Sunday, August 27, 2023

Patty Griffin - Tape

Home recordings and demos, but there's an unsurprising consistency to them. Generally it's the ballads that come through most clearly in this sparse format, but the quality is uniformly high as it always is with Patty Griffin. She's just so good.

Fanny Lumsden - Hey Dawn

Neat country + other-influences record with plenty of nice moves.

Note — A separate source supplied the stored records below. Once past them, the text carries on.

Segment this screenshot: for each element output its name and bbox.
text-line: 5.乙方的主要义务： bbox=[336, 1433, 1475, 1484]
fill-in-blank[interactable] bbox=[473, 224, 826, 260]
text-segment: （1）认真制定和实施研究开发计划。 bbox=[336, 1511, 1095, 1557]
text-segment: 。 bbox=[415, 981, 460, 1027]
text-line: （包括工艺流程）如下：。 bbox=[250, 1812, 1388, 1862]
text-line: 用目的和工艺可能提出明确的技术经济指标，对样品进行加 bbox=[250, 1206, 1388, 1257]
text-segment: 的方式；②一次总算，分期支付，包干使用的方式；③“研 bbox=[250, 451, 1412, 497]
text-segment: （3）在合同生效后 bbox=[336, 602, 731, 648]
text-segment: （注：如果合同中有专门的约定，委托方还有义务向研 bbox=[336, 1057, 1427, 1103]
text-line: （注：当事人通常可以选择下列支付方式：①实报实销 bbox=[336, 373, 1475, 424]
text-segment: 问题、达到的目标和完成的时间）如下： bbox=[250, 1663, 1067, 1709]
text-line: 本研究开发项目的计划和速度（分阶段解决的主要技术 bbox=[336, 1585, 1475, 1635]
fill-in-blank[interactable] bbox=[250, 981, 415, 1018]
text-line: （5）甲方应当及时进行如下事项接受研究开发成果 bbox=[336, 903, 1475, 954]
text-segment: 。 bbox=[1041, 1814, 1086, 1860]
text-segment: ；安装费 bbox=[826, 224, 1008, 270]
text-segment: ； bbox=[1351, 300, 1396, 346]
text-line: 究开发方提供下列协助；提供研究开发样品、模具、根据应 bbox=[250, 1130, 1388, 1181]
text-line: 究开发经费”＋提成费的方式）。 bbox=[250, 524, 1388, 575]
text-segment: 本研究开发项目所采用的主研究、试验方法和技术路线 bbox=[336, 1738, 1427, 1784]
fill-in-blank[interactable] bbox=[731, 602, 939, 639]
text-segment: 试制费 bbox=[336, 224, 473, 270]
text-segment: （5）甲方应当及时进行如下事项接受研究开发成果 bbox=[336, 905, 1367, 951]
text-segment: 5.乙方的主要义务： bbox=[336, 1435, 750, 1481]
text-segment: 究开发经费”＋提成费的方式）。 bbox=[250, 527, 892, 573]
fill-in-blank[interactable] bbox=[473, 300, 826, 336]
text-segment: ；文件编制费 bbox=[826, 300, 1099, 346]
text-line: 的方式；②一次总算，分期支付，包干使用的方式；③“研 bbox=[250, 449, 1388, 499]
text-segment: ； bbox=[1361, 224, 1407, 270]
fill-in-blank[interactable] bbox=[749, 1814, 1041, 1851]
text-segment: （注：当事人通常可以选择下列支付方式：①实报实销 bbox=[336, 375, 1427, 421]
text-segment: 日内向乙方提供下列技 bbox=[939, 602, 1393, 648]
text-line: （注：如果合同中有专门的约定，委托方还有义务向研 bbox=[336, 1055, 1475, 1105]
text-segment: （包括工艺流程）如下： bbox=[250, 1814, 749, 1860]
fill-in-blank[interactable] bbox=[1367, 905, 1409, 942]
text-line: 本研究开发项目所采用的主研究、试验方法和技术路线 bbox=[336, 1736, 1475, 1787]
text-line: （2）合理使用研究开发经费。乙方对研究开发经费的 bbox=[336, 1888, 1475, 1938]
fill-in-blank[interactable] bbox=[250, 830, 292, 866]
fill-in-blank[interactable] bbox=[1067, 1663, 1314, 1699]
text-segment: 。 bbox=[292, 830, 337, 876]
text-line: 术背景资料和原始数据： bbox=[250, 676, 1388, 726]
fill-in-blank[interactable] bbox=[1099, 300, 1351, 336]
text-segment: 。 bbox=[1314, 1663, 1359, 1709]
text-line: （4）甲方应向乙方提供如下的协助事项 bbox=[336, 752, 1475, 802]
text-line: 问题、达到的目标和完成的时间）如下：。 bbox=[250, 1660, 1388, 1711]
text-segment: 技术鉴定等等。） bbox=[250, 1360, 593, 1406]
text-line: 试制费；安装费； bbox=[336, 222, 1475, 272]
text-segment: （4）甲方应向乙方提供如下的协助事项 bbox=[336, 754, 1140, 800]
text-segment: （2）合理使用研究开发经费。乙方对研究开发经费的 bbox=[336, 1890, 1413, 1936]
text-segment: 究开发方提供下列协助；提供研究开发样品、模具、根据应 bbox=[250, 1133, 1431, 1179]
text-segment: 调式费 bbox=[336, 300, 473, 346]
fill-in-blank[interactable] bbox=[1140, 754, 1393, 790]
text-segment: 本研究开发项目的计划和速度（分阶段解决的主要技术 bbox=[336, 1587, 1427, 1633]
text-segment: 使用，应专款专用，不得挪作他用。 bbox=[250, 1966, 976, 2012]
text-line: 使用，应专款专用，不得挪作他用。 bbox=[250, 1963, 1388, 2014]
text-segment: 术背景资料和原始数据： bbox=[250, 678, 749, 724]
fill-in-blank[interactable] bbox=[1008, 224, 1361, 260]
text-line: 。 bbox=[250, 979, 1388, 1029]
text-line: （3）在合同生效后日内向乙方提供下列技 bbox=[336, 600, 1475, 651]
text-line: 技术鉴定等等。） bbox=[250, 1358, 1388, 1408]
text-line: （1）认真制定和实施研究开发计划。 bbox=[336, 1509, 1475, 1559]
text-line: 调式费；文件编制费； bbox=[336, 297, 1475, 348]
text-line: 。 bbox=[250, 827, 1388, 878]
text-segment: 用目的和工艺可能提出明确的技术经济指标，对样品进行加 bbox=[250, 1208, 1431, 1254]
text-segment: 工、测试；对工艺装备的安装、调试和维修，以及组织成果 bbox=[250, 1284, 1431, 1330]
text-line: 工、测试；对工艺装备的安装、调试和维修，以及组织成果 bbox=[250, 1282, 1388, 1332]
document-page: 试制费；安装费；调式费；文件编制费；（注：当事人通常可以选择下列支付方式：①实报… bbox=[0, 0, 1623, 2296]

Jessie Ware - That! Feels! Good!

This is a high quality album, apparent if in no other way in how it wears the clothes of disco so completely and winds up sounding like a bunch of classic tracks rather than pastiche, homage or appropriation. But honestly not really my speed, much as I've enjoyed Ware's previous work.

Nope

Really great. A strong vision - imaginative, philosophical, visual - and unafraid to tackle its subjects head-on in all three of those senses. Clear themes running through, without being over-determined. Maybe the first sci-fi Western I've seen? (Other than Firefly / Serenity) And with much more on its mind than even the richness offered by the melding of those two already highly allegorically/symbolically resonant genres.

Barbie

As much as the pre-release marketing made it clear that Barbie's aesthetic would be pretty different from that of Lady Bird and Little Women, those two previous films of Greta Gerwig's were both so flat-out stunning that I was more than willing to follow her here. 

So - it's an entertaining film, the gender politics are basically good, the way it reckons with capitalism less right-on, and those two (gender/capitalism) aren't wholly separable when it comes to Barbie/Mattel. What that means for how you score the quality and success of the film probably depends a bit on one's starting point (as a mainstream blockbuster with impressively subversive elements, or as the latest offering from an indie 'auteur' that's compromised by its corporate connection), and how much of a handicap one allows given the need for the actual Mattel to in some sense approve the film's release. 

All up I think it's a pretty impressive achievement - it speeds by without ever obviously getting tangled up amidst its many different elements, and pretty much creates its own emotional and imaginative reality (and therefore stakes), although I did reflect afterwards that while the Barbies are clearly characterised as having agency, their actual subjectivity - and interiority - was fuzzy, making the film a bit less emotionally engaging than it might otherwise have bee.

(w/ R)

Saturday, August 19, 2023

Friday, August 11, 2023

The Witcher season 3

There's something a bit kooky about The Witcher, something unusual in its tone. It's pretty fun still - though maybe beginning to drag a bit compared to its first two seasons.

Wednesday, August 09, 2023

Jason Isbell and the 400 Unit - Weathervanes

Maybe I just really like Jason Isbell nowadays. Or maybe he's really that good. Either way, Weathervanes is a solid hour of high quality songs that are just as strongly in his voice as all his other ones, while feeling like a natural evolution at the same time - airier and more textured, a breath more rambling, maybe overall a bit mellower, than what's come before. I feel it in my chest. 

The front end, from "Death Wish" and "King of Oklahoma" through to "If You Insist", is particularly strong but it sustains the whole way through to epic closer "Miles". 

So good - each new album lands in its own right, and the back catalogue doesn't diminish over time (in fact the opposite - reading back over what I wrote about each of his albums at first encounter, all except the most recent in Georgia Blue have grown further on me since then).

Southeastern (2013 / 2014 for me)
Something More Than Free (2015)
The Nashville Sound (2017)
Reunions (2020)
Georgia Blue (2021)

The National - First Two Pages of Frankenstein

The National are certainly a vibe, and maybe it's devolved into one that's a bit relentlessly tasteful at this point, through no fault of their own other than consistency. You get the sense they know it too. And still, the music they make, it's still good. Frankenstein doesn't have the taste of revelation to it, but there's just enough variation, and enough songs that stand out from the throng, to have had its share of listens in recent months.

Shirkers

The appeal of this memoirist documentary for me was probably about 40% the early 90s 'alternative' youth culture milieu, 30% the indie and arthouse-film luxuriation (90s and otherwise), 20% the intrigue factor that Singapore holds for me (vague but real) and 10% the actual animating events of the older man who drew these talented, young women into his orbit, saw them produce what by all accounts may have become a genuine landmark in cinema, then disappeared with the raw cuts of the film itself.